Da primeira estrutura distrital, ainda hoje liderada por Luís Maurício, já saíram a vice-presidente Paula Freitas, a tesoureira Carina Deus e o presidente da Mesa da Assembleia-Geral, Bento Martins. Mas a maior parte dos vogais, clarificam os ex-dirigentes, “nunca lá puseram os pés”. Bento Martins, acrescenta: “Em quase dois anos lembro-me apenas de três ou quatro reuniões. Sempre foi uma liderança do quer-posso-e-mando, sem dar cavaco a ninguém. Quanto se perguntava, a resposta do líder distrital era ‘quem manda é o André, e ele quer assim’.

Pior que isso, diz a ex-tesoureira: “Nunca vi contas, nem faturas, nem nada. Era sonegada toda essa informação, porque o Luís (Maurício) dominava tudo como queria”. Sobretudo, porque, aduz Bento Martins, “o homem era chegado ao André Ventura, desde os tempos dos ‘no name boys’ e chegou a dar-lhe dicas quanto o André participava no programa da CMTV. Hoje passa-se por doutor, mas toda a gente sabe que foi porteiro de bares noturnos e outras situações que têm vindo a lume. Para além da prepotência e do compadrio que se foi avolumando com a chegada de mais e mais gente ao partido no distrito”.

Bento Rodrigues alude ainda a alguns jantares organizados pela distrital, cujas contas “são no mínimo duvidosas”. Em primeiro lugar, diz, “cobravam um determinado valor por pessoa e pagavam outro valor menor aos restaurantes. E o pagamento de tudo o que tinha a ver com contas do partido na região era transferido para contas pessoais”.

 

Quatro presidentes de concelhias também bateram com a porta

A última razia de dirigentes do partido no distrito também chegou às concelhias. O Semmais sabe que das dez estruturas concelhias com presidentes nomeados no seu arranque já se demitiram Sofia Maldonado (Sines), Emanuel Torres (Montijo), Elsa Marta (Sesimbra), e Carina Deus (Setúbal).

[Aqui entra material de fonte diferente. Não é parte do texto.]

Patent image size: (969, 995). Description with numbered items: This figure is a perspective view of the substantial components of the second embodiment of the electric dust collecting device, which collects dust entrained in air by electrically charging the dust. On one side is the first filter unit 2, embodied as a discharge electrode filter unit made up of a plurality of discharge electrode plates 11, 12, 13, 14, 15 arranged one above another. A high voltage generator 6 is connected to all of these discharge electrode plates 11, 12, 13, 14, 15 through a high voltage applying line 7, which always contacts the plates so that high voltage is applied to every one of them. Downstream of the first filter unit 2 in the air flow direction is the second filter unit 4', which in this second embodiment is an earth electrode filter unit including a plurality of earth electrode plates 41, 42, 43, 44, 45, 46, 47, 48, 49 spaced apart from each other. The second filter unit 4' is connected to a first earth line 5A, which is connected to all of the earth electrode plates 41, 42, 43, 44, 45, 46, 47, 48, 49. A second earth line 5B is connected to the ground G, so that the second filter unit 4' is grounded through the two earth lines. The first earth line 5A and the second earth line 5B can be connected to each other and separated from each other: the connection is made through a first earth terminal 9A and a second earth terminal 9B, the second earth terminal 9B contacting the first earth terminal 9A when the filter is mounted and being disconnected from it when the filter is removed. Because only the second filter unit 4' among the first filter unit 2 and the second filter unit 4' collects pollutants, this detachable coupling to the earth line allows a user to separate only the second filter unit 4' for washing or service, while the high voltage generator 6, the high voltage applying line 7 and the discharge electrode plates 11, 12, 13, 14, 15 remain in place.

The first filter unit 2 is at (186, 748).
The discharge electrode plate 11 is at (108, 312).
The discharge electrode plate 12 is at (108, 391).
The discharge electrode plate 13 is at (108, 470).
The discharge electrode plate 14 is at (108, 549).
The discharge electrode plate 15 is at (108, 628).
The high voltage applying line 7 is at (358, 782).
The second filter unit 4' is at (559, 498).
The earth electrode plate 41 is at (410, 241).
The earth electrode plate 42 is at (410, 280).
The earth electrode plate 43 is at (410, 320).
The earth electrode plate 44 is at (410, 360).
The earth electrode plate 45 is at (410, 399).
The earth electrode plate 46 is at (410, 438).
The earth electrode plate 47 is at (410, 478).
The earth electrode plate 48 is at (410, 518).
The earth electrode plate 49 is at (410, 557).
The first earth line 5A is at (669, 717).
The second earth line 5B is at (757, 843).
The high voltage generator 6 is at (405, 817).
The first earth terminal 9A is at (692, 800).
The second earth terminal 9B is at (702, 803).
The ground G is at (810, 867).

Até à polémica convenção nacional de dezembro do ano passado, o Chega na região contava com 990 militantes inscritos, sendo que apenas 517 tiveram quotas pagas e, por isso, direito a voto. Para a mesma assembleia magna, a distrital de Setúbal elegeu 38 delegados. Carina Deus assegura que “o partido tem vindo a perder muita gente” e que na próxima convenção “deverá apenas eleger 34 representantes”.

Bento Martins, que diz se ter fartado “de tantas vigarices, algumas já do conhecimento público, afirma que o partido está hoje pejado “de pessoas racistas, xenófobos e radicais, que apenas querem atingir benesses e ganhar estatuto”. “Sai desiludido depois de ter feito avisos à navegação e ao próprio André Ventura. Todos os partidos devem ter criminosos, mas se calhar há o cuidado de não os deixar chegar ao topo. Semeie muitos inimigos no Chega porque não tinha papas na língua e nunca pactuei com compadrios e com más companhias”, afirma.

O último esforço de Carina Deus foi feito antes das presidenciais. Tinha prometido arranjar 120 assinaturas para a candidatura do seu líder e assim o fez. “Entreguei-as à mandatária Patrícia Uva (que também se demitiu) e ainda fui à convenção nacional para assistir àquele triste espetáculo, com os delegados sem informação, às cegas, e completamente manietados”.  Em termos políticos a desilusão é total: “Andei a discutir com as pessoas de que não tinham razões para atacar o Chega, mas eu é que estava errada, porque sempre foi um discurso vazio, sem propostas nem soluções, para além do atropelo aos estatutos, a lei da rolha e a prepotência”.

E como ficou o bichinho da política, Bento Martins aceitou integrar a lista para a assembleia municipal do Montijo como independente do Movimento Poder Popular do Montijo. E Carina Deus ainda espera concorrer à câmara de Setúbal nas próximas autárquicas, apoiada por um partido do centro-direita, havendo contatos com o PPM – Partido Popular Monárquico.